Philip Glass

Philip Glass

Marília Kodic

Embora associado ao minimalismo musical, não há nada de minimalista na carreira de Philip Glass. Aos 75 anos, ele é o compositor de música clássica vivo mais influente do mundo, tendo trabalhado com artistas como Björk, Patti Smith, Mick Jagger e David Bowie.

No cinema, fez trilhas para diversos filmes, entre eles o cult Koyaanisqatsi (1982), de Godfrey Reggio, e Kundun (1997), de Martin Scorsese, para o qual foi indicado ao Oscar.

No portfólio estão ainda duas outras indicações ao Oscar, uma contribuição para a série infantil Vila Sésamo e a co-fundação da Tibet House (Casa do Tibete), em Nova York, junto com o ator Richard Gere, além de mais de 60 discos, dez sinfonias e diversos quartetos de cordas e sonatas instrumentais.

Leia a seguir a entrevista que o compositor concedeu à CULT, por telefone.

CULT – Qual é seu compositor favorito?

Philip Glass – Acho que [Johann Sebastian] Bach. É o músico de quem aprendi tudo. Ele clareou a linguagem de modo que todo mundo pudesse usá-la. Ele forneceu as ferramentas e mostrou como usá-las.

E em relação aos contemporâneos, quem admira?

Muitos. Dos compositores, dois dos meus preferidos são David Byrne e Paul Simon. Em termos de música contemporânea, Arvo Pärt certamente é um favorito.

Em relação ao desempenho, Wilhelm Cramer é um violonista maravilhoso, assim como Tim Fain, que está comigo no Brasil. De cantores, acabei de fazer um arranjo de uma música de Bob Dylan chamada “Don’t Think Twice, It’s All Right”.

Tenho admiração por todos os tipos de música. Para mim, um tipo de música não é melhor do que o outro, nunca pensei numa categoria como sendo superior à outra.

Acredita que houve algum momento específico que tenha sido decisivo na sua carreira?

Há provavelmente duas dúzias deles (risos). Não existe um fato isolado, mas coisas que aconteceram em sequência, como quando fiz o filme Koyaanisqatsi, a ópera Satyagraha (1980), sobre Gandhi, e as sinfonias baseadas em David Bowie.

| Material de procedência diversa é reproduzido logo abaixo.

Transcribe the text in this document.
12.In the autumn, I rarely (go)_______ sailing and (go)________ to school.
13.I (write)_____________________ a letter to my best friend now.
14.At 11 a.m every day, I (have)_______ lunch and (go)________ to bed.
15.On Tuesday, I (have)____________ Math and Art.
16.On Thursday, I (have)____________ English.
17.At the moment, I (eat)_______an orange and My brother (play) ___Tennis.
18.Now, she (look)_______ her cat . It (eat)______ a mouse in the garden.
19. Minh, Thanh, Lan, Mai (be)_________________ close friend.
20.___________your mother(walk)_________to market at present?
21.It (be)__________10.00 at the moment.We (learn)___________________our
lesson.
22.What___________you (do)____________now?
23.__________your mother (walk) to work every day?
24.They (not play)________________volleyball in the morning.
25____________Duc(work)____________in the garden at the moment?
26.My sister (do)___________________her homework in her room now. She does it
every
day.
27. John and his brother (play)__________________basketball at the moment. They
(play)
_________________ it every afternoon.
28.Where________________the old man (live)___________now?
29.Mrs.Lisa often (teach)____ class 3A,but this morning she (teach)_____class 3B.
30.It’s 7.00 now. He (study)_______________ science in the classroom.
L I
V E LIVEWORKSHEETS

O que há, para todo artista, são estágios da carreira em que coisas importantes acontecem.

Quando eu tinha 30 anos, estava fazendo música em frente a uma plateia – eu não conseguia viver disso, mas não media o sucesso pelo dinheiro, e sim pela atividade.

Então sou um compositor bem-sucedido há 40 anos. Mas isso não aconteceu imediatamente. Na música clássica, é muito mais devagar do que com música popular. Mas dura mais.

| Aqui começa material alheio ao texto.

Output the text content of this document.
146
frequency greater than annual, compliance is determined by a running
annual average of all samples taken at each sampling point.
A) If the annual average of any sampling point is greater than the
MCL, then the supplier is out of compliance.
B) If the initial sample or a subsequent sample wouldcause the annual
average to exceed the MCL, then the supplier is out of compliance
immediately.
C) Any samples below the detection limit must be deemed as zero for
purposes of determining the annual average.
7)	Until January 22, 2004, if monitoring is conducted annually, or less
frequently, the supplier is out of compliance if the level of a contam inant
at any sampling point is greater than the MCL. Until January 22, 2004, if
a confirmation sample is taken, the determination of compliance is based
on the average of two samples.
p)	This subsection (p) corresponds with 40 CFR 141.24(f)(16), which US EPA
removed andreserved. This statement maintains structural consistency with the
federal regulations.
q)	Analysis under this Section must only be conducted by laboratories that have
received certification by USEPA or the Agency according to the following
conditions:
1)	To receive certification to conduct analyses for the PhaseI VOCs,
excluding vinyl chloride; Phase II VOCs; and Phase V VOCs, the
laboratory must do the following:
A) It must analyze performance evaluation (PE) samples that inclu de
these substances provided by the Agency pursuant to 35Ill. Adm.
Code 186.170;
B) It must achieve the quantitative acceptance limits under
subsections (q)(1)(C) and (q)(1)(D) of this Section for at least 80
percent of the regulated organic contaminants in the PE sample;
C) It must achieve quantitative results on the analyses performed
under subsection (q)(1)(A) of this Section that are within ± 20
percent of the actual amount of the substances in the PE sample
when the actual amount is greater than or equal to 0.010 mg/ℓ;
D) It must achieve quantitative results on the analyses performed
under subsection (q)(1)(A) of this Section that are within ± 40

O sr. mencionou as sinfonias inspiradas pelos discos homônimos de David Bowie e Brian Eno, Low (1992) e Heroes(1996). Pode falar sobre essa influência?

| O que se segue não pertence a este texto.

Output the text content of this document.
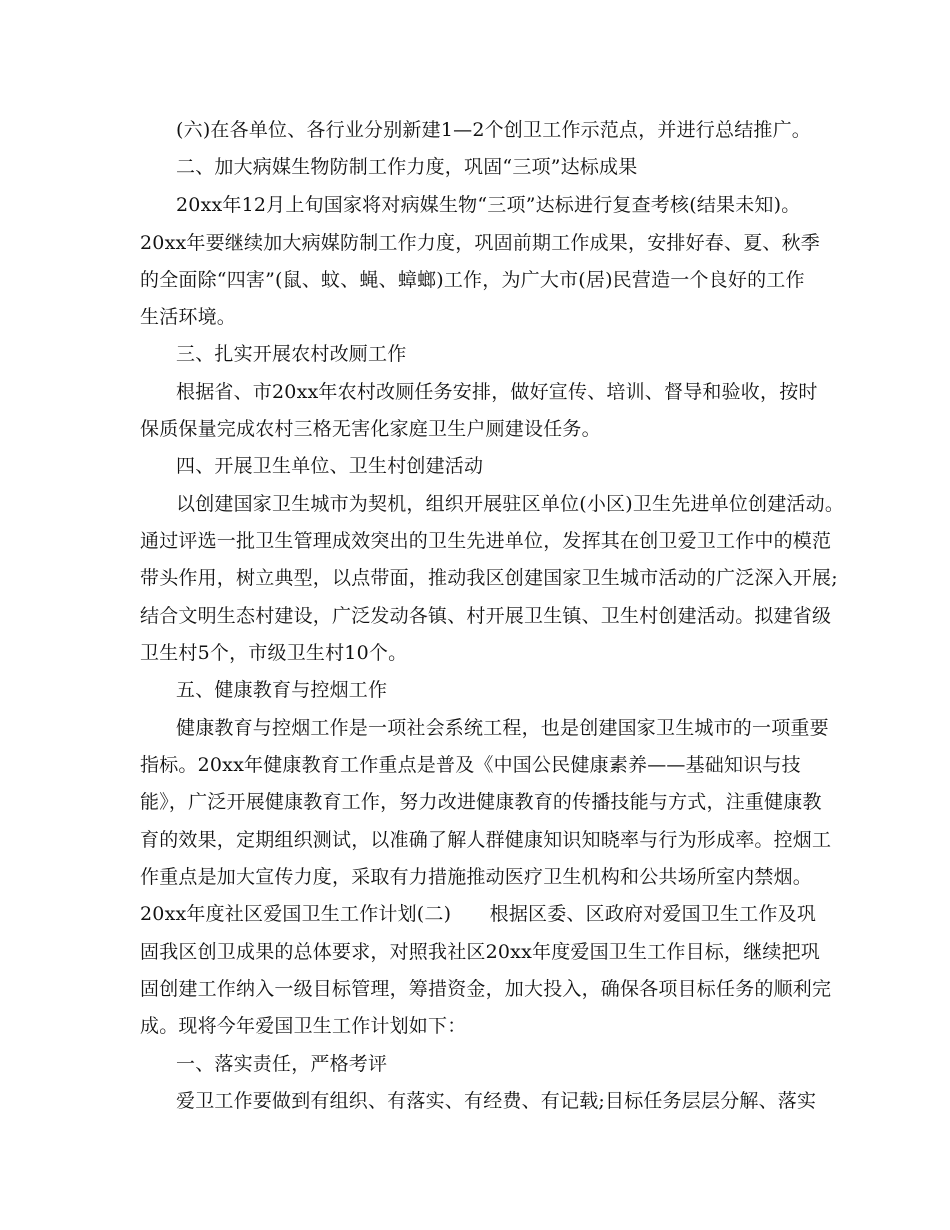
(六)在各单位、各行业分别新建1—2个创卫工作示范点，并进行总结推广。
二、加大病媒生物防制工作力度，巩固“三项”达标成果
20xx年12月上旬国家将对病媒生物“三项”达标进行复查考核(结果未知)。
20xx年要继续加大病媒防制工作力度，巩固前期工作成果，安排好春、夏、秋季
的全面除“四害”(鼠、蚊、蝇、蟑螂)工作，为广大市(居)民营造一个良好的工作
生活环境。
三、扎实开展农村改厕工作
根据省、市20xx年农村改厕任务安排，做好宣传、培训、督导和验收，按时
保质保量完成农村三格无害化家庭卫生户厕建设任务。
四、开展卫生单位、卫生村创建活动
以创建国家卫生城市为契机，组织开展驻区单位(小区)卫生先进单位创建活动。
通过评选一批卫生管理成效突出的卫生先进单位，发挥其在创卫爱卫工作中的模范
带头作用，树立典型，以点带面，推动我区创建国家卫生城市活动的广泛深入开展;
结合文明生态村建设，广泛发动各镇、村开展卫生镇、卫生村创建活动。拟建省级
卫生村5个，市级卫生村10个。
五、健康教育与控烟工作
健康教育与控烟工作是一项社会系统工程，也是创建国家卫生城市的一项重要
指标。20xx年健康教育工作重点是普及《中国公民健康素养——基础知识与技
能》，广泛开展健康教育工作，努力改进健康教育的传播技能与方式，注重健康教
育的效果，定期组织测试，以准确了解人群健康知识知晓率与行为形成率。控烟工
作重点是加大宣传力度，采取有力措施推动医疗卫生机构和公共场所室内禁烟。
20xx年度社区爱国卫生工作计划(二)　　根据区委、区政府对爱国卫生工作及巩
固我区创卫成果的总体要求，对照我社区20xx年度爱国卫生工作目标，继续把巩
固创建工作纳入一级目标管理，筹措资金，加大投入，确保各项目标任务的顺利完
成。现将今年爱国卫生工作计划如下：
一、落实责任，严格考评
爱卫工作要做到有组织、有落实、有经费、有记载;目标任务层层分解、落实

Acho que os álbuns têm grandes canções, lindas melodias, e eu as usei como base. Conheci David e Brian quando eram estudantes no Royal College of Art, talvez em 1971, quando fui fazer um concerto lá. Então eles vieram a Nova York cinco ou seis anos depois, nos tornamos amigos e mantivemos contato.

Eventualmente, propus a ideia a eles e gostaram muito, então foi uma colaboração muito legal. E eu sei que, quando David estava fazendo seus shows, naquele tempo, ele tocava minha gravação deHeroes, então sei que ele gostou.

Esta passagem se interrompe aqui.